A los cinco aprendí a leer y a los siete dije: ‘Yo voy a ser esto. En mi casa había libros. Mi mamá era poeta y pintaba; pintaba muy bien. A los cinco yo miraba los libros, sobre todo los de arte, llenos de reproducciones a todo color. Aprendí a leer. Mi mamá decía que aprendí sola, no debe ser, alguien me tiene que haber ayudado. Me compraban Billiken y me preguntaban ‘¿Qué dice acá?’ y yo leía. Mi mamá me dijo: ‘Vos podés leer lo que quieras, menos este estante que será para cuando seas grande’. Por eso fue al primer lugar al que fui. Por supuesto, no entendí un carajo, pero leí igual. Además tengo esa costumbre de leer, desde que era chiquita, todo. A los siete me di cuenta. Creo que estaba leyendo Las minas del rey Salomón y dije: ‘yo quiero escribir esto. Bueno, esto ya está escrito, pero voy a escribir otras cosas’”.

Escribió otras cosas Angélica Gorodischer. Incluso, escribió sobre su mamá. Esta mujer de 83 años, de pelo granate ardiente, leggins atigradas y remerón, que luego de un día de entrevistas múltiples conserva un hilo de voz pero el humor intacto porque, ella lo dice, “hay gente que no tiene sentido del humor y eso es terrible”, habla sin problemas de la obra que gestó.

Foto: Rafael Calviño.

“Mis convicciones son que en una novela tiene que pasar de todo”, dice Gorodischer. No sólo en sus novelas. En su vida pasó de todo. Fue traducida a más de cinco idiomas. Fue generadora de varios encuentros de escritoras en Argentina. Es una de las principales autoras de la literatura de ciencia ficción. Es, cómo no, una de las principales autoras de la literatura nacional. Ganó premios, premios y más premios.
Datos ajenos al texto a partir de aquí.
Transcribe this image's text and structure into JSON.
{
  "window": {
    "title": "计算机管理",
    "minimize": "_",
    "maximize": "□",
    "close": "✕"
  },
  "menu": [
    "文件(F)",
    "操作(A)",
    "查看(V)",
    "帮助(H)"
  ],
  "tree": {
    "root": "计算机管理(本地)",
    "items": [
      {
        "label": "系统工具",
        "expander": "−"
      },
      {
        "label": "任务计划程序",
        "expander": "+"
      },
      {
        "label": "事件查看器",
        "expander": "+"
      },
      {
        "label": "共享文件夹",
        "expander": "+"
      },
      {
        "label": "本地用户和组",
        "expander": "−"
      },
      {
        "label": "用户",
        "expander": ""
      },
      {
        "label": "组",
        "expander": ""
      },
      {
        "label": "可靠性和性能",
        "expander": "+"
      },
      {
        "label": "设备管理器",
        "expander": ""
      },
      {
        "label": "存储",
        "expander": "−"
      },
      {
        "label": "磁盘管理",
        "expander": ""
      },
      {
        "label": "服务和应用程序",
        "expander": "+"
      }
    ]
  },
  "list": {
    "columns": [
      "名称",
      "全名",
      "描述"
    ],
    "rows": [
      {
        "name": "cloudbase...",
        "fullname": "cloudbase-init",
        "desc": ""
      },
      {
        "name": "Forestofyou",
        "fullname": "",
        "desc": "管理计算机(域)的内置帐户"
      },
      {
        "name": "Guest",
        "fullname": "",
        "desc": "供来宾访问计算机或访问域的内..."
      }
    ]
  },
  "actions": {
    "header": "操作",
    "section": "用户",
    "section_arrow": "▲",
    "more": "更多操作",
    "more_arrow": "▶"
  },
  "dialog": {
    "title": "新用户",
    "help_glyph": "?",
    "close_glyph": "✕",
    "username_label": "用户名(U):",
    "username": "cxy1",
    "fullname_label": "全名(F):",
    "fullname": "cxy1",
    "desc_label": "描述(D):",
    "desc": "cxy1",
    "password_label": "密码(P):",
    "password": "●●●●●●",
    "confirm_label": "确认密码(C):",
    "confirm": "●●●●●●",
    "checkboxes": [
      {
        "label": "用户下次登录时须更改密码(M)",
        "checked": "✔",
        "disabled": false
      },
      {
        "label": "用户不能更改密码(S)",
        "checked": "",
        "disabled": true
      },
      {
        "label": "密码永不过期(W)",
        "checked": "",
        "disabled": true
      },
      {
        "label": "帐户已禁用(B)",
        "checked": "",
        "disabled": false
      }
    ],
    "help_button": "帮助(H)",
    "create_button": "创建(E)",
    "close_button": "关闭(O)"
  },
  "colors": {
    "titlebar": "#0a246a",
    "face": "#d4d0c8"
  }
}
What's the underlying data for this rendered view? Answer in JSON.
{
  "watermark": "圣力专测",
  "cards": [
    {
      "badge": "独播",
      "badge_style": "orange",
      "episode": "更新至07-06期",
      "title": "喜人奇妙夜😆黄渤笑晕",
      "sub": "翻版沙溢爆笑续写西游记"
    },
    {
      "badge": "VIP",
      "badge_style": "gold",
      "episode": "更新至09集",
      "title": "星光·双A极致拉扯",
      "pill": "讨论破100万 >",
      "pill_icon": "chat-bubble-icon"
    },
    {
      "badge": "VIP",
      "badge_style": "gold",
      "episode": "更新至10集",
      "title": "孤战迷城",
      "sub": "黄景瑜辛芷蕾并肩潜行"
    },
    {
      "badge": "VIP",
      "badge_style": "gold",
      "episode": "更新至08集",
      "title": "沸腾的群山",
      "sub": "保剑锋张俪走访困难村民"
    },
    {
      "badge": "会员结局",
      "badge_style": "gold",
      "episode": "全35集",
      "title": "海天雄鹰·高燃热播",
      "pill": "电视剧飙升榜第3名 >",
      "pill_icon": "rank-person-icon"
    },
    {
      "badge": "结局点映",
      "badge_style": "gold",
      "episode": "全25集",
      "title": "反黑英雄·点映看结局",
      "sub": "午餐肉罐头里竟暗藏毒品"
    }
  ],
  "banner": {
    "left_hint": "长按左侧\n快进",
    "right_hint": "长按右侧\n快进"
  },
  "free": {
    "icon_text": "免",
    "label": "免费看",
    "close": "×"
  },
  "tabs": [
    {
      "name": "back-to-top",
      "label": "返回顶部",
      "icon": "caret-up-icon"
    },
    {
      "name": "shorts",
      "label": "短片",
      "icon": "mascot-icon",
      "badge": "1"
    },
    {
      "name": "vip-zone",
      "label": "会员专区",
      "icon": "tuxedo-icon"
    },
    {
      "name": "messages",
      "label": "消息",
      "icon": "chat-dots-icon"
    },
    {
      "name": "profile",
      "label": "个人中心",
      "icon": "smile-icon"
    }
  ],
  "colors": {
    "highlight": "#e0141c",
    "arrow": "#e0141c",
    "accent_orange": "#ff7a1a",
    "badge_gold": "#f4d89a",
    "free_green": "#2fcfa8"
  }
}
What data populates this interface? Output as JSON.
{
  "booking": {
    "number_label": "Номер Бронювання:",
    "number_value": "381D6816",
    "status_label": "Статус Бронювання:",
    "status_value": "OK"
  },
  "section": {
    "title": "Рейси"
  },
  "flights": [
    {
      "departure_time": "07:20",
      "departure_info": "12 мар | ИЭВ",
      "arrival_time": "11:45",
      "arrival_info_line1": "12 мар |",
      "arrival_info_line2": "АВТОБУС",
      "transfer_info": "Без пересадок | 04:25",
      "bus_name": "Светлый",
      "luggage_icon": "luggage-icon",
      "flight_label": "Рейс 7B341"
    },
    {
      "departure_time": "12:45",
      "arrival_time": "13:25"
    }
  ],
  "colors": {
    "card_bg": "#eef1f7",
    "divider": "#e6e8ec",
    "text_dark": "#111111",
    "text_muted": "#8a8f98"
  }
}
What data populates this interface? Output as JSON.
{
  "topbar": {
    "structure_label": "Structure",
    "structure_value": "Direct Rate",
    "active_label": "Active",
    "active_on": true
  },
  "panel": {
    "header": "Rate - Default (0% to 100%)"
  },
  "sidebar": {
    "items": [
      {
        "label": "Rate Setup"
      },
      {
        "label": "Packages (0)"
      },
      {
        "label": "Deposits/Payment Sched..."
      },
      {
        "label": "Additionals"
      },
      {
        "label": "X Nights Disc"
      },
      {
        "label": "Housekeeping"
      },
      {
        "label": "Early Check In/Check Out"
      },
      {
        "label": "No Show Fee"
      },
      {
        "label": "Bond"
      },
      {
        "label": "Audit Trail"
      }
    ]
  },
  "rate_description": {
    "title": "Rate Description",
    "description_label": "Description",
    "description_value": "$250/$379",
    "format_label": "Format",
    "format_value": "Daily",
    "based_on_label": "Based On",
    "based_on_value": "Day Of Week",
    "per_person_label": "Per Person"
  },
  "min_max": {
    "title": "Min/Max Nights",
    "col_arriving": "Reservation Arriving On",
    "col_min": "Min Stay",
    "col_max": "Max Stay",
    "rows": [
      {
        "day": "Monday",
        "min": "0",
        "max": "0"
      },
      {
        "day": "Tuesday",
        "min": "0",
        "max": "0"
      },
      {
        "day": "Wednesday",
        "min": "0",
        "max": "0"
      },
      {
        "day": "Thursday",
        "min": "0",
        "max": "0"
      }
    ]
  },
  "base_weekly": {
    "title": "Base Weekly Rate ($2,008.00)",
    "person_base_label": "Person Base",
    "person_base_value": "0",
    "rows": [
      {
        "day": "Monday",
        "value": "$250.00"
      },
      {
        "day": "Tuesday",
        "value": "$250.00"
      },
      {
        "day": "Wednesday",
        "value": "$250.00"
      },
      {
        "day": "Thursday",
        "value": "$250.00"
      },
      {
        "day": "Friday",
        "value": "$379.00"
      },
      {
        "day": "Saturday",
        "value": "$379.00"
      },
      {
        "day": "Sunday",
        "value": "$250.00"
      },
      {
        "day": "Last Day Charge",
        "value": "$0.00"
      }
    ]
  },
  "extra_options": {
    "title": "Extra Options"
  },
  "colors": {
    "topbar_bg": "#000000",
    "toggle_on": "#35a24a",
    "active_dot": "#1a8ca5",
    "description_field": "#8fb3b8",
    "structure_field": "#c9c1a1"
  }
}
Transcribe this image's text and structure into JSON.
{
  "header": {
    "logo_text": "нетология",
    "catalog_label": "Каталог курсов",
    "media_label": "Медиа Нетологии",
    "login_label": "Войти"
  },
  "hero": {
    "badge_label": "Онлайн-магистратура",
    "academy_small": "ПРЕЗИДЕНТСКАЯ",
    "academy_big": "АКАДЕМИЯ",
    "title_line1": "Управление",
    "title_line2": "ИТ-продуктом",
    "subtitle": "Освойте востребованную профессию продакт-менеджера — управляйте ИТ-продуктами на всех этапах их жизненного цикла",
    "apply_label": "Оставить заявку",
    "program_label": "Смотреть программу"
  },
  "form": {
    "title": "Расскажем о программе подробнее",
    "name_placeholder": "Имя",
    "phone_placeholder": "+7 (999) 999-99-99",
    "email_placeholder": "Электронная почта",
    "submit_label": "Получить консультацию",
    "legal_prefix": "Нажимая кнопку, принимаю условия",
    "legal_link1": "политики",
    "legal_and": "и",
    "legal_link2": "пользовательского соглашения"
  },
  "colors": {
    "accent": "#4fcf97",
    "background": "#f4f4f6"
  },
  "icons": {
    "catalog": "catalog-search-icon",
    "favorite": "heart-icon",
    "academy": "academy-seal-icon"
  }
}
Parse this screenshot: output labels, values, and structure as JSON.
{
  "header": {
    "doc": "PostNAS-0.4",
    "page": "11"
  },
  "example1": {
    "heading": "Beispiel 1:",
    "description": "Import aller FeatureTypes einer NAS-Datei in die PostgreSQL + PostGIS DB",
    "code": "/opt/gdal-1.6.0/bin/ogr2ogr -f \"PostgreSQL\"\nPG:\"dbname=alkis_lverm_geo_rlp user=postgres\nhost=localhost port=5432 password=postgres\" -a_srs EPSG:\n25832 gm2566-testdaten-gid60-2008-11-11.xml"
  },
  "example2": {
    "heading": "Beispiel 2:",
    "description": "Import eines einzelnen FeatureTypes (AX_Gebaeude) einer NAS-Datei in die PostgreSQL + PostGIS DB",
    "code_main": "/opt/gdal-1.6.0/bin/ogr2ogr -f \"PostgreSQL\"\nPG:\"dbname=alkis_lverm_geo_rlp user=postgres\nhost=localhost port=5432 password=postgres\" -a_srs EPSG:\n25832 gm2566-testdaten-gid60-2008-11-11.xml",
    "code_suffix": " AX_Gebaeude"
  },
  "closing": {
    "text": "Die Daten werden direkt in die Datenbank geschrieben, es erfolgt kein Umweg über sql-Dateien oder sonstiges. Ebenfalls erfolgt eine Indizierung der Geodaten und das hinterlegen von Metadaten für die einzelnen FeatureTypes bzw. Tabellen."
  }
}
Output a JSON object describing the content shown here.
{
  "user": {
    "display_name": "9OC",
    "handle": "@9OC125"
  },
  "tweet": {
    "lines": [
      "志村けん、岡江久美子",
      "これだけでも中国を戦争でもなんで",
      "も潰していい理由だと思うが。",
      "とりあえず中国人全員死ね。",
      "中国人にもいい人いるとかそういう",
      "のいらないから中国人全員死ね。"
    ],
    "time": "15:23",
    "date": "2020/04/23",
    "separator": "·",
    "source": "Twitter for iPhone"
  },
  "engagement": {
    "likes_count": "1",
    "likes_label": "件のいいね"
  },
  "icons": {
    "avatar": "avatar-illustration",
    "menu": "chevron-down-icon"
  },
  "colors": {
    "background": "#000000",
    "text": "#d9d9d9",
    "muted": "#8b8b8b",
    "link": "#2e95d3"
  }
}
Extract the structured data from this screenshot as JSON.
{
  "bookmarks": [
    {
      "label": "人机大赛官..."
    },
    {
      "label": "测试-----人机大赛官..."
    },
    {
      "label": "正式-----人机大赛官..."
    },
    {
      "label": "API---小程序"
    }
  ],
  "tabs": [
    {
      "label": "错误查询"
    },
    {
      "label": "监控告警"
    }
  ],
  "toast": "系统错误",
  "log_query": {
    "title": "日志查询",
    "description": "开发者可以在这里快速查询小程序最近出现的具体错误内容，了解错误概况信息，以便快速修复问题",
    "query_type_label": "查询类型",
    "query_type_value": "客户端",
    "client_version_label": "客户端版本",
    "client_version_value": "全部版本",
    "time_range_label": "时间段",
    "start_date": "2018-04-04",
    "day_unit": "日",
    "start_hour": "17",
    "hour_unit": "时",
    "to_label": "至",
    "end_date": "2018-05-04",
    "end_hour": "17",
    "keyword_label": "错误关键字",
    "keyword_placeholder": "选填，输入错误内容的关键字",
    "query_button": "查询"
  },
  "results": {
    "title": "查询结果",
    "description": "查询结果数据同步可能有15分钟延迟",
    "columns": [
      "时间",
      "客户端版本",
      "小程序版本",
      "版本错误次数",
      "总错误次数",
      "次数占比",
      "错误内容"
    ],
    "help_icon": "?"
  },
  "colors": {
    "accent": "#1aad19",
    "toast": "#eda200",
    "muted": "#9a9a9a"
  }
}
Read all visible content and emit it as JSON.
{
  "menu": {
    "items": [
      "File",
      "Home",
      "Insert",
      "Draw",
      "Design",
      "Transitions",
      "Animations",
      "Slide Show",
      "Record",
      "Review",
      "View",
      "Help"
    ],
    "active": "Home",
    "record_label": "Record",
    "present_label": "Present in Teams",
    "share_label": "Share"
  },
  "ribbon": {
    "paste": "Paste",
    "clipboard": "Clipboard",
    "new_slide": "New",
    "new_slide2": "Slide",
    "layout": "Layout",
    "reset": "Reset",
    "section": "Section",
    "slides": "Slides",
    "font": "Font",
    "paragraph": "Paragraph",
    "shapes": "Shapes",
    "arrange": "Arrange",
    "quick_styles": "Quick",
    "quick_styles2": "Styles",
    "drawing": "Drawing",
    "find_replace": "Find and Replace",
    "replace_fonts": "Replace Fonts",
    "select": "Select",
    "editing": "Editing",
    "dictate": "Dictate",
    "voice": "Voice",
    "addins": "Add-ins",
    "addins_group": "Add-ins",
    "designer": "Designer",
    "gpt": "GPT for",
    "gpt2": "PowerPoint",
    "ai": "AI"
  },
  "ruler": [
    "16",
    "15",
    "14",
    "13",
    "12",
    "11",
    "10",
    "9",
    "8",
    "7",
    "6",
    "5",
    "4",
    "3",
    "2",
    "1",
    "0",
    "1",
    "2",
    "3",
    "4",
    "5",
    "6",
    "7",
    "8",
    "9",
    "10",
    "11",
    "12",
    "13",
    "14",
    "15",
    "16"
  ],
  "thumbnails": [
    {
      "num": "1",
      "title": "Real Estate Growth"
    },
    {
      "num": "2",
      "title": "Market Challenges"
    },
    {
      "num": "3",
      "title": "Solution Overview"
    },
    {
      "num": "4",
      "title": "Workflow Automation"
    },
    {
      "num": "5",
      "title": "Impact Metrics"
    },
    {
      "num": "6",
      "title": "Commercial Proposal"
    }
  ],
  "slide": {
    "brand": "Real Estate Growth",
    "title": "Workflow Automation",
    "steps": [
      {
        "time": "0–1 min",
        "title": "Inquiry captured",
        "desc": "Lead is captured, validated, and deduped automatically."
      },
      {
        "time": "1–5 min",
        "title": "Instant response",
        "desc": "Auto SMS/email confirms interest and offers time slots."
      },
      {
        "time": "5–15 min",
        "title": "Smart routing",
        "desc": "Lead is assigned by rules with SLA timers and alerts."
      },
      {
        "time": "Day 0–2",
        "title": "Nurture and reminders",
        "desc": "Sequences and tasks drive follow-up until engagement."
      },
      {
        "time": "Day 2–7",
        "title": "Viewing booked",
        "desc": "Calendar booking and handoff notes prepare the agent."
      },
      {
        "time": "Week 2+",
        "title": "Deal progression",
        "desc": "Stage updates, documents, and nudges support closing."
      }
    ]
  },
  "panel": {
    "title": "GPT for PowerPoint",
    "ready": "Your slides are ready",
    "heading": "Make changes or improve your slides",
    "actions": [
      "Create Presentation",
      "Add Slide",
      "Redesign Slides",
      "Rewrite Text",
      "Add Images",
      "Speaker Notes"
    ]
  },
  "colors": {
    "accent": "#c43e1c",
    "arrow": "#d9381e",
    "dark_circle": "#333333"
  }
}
Citemos el primero: el Vea y Lea para cuentos policiales, en el 64. Citemos uno más reciente: el del Instituto de Literatura y Cultura Hispánica, en el 2007, por su trayectoria. Pluma fecunda, tiene en su haber libros de cuentos como Bajo las jubeas en flor (1973) o novelas como Doquier (2002). A sus últimas dos las parió casi a la vez, aunque fueron publicadas con unos meses de distancia. Son Tirabuzón (Ed. Fundación Ross) y la recién salida Las señoras de la calle Brenner (Emecé). En ambas, las mujeres transitan una gesta personal que hace brotar su fortaleza. En Tirabuzón, Helena habla con los personajes históricos, de los libros que leyó, que de algún modo la habitan. En Las señoras de la calle Brenner, Alaíde y Zelma se conocen entre los escombros de una ciudad, de una vida, de una historia. Juntas se rearman, se reinventan en una situación en la que no abundan las palabras, en las que escasean las explicaciones. Las dos novelas dejan ver el oficio de Gorodischer, y su poesía: una cuerda tensa y delicada que nunca baja la guardia.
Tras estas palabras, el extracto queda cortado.